Ritual de lo habitual is the second studio album by Jane's Addiction, released on August 21, 1990, by Warner Brothers. Co-produced by Dave Jerden, it was the band's final studio album before their initial break-up in 1991. Singles from Ritual de lo Habitual include "Been Caught Stealing" and "Stop!". Ritual de lo habitual is certified 2× Platinum in the U.S. In 1990, just one month after being released, the album had sold 500,000 units.
Music
The album is divided into halves. Tracks 1–5 are unrelated hard rock songs. The cassette version of the album has about ten minutes of silence on side A, because side B is ten minutes longer. Tracks 6–9 are in memoriam of singer Perry Farrell's deceased girlfriend Xiola Blue, who died of a heroin overdose in 1987 at the age of 19. "Three Days" and "Then She Did" bear a progressive rock influence, while "Of Course" carries a klezmer influence, with a prominent violin throughout. "Then She Did" also chronicles Farrell's mother's suicide when he was four years old. "It's probably one of the reasons we were brought together…" remarked guitarist Dave Navarro, whose mother was murdered when he was a teenager. "I have memories of us being onstage together and, before we played 'Then She Did', Perry would grab me and say, 'Let's do this for our moms.' I still get chills when I think about it." "When you have something like that happen…" noted Farrell, "the better thing to do is to try to make some flowers grow out of it." "Ain't No Right" begins with Farrell singing excerpts from "Sex & Drugs & Rock & Roll" by Ian Dury and the Blockheads against a dub reggae backdrop of a drum machine and synthesized bass, which he eventually slurs into a profanity-laced rant. The intro ends and "Ain't No Right" begins. "I can spot traces of other people on this album, us included," remarked Alice Cooper, "but that's all they are: traces. They were a really original band. This is their peak album, where they really went out on a limb. Sometimes I get so caught up in these songs, I can actually feel the band pushing themselves to their limits. Sometimes I can't believe how strong it is. I wonder if this will have the same effect on some kid as Chuck Berry had on me ..."
Packaging
Two versions of the disc packaging were created: one album featured cover artwork by singer Perry Farrell, related to the song "Three Days" and including male and female nudity; the other cover has been called the "clean cover", and features only black text on a white background, listing the band name, album name, and the text of the First Amendment of the U.S. Constitution. The back cover of the "clean cover" also contains the text:
Hitler's syphilis-ridden dreams almost came true. How could it happen? By taking control of the media. An entire country was led by a lunatic… We must protect our First Amendment, before sick dreams become law. Nobody made fun of Hitler??!

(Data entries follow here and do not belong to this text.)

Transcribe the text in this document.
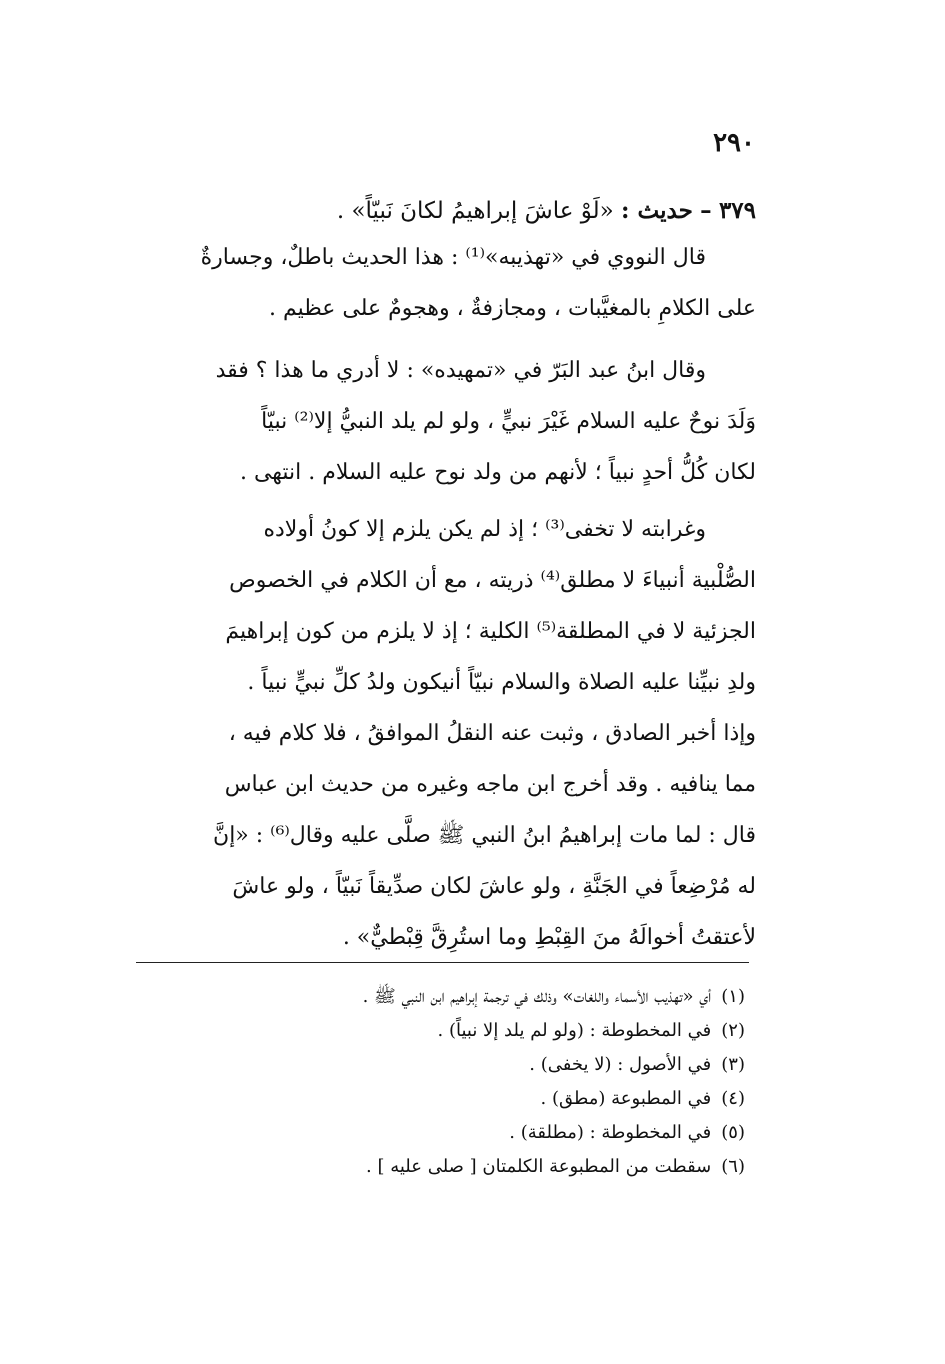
٢٩٠
٣٧٩ – حديث : «لَوْ عاشَ إبراهيمُ لكانَ نَبيّاً» .
قال النووي في «تهذيبه»⁽¹⁾ : هذا الحديث باطلٌ، وجسارةٌ
على الكلامِ بالمغيَّبات ، ومجازفةٌ ، وهجومٌ على عظيم .
وقال ابنُ عبد البَرّ في «تمهيده» : لا أدري ما هذا ؟ فقد
وَلَدَ نوحٌ عليه السلام غَيْرَ نبيٍّ ، ولو لم يلد النبيُّ إلا⁽²⁾ نبيّاً
لكان كُلُّ أحدٍ نبياً ؛ لأنهم من ولد نوح عليه السلام . انتهى .
وغرابته لا تخفى⁽³⁾ ؛ إذ لم يكن يلزم إلا كونُ أولاده
الصُّلْبية أنبياءَ لا مطلق⁽⁴⁾ ذريته ، مع أن الكلام في الخصوص
الجزئية لا في المطلقة⁽⁵⁾ الكلية ؛ إذ لا يلزم من كون إبراهيمَ
ولدِ نبيِّنا عليه الصلاة والسلام نبيّاً أنيكون ولدُ كلِّ نبيٍّ نبياً .
وإذا أخبر الصادق ، وثبت عنه النقلُ الموافقُ ، فلا كلام فيه ،
مما ينافيه . وقد أخرج ابن ماجه وغيره من حديث ابن عباس
قال : لما مات إبراهيمُ ابنُ النبي ﷺ صلَّى عليه وقال⁽⁶⁾ : «إنَّ
له مُرْضِعاً في الجَنَّةِ ، ولو عاشَ لكان صدِّيقاً نَبيّاً ، ولو عاشَ
لأعتقتُ أخوالَهُ منَ القِبْطِ وما استُرِقَّ قِبْطيٌّ» .
(١)أي «تهذيب الأسماء واللغات» وذلك في ترجمة إبراهيم ابن النبي ﷺ .
(٢)في المخطوطة : (ولو لم يلد إلا نبياً) .
(٣)في الأصول : (لا يخفى) .
(٤)في المطبوعة (مطق) .
(٥)في المخطوطة : (مطلقة) .
(٦)سقطت من المطبوعة الكلمتان [ صلى عليه ] .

The "clean cover" was created so the CD could be distributed in stores which refused to stock items with represented nudity.
Critical reception
Ritual De Lo Habitual was acclaimed by music critics, similar to the bands previous album. The gigantic swerve and swagger of 'Stop', the Chili Pepperish taunts of 'Ain't No Right', 'Of Course's raga rocking and, above all, the epic 'Three Days', where guitarist David Navarro gets to pile the layers shoulder high, prove to be the stuff of true compulsion," wrote Peter Kane in Q. "Enigmatic, audacious and unpredictable to the last." "It all makes you realise how few bands actually bother to try and be any good, to play stuff that's inspirational," enthused Andrew Perry in a retrospective review for Select. The same magazine later listed Ritual as the fifth best album of the '90s: "Nevermind would never have been possible without it. And, along the way, they ushered in the Led Zep revival." The album was voted the 24th best of 1990 in The Village Voices Pazz & Jop, an annual poll of American critics nationwide. Robert Christgau, the poll's supervisor, remained unimpressed by the album, dismissing it as "junk syncretism ". In 2003, the album was ranked number 453 on Rolling Stone magazine's list of the 500 greatest albums of all time. The album was also included in the book 1001 Albums You Must Hear Before You Die.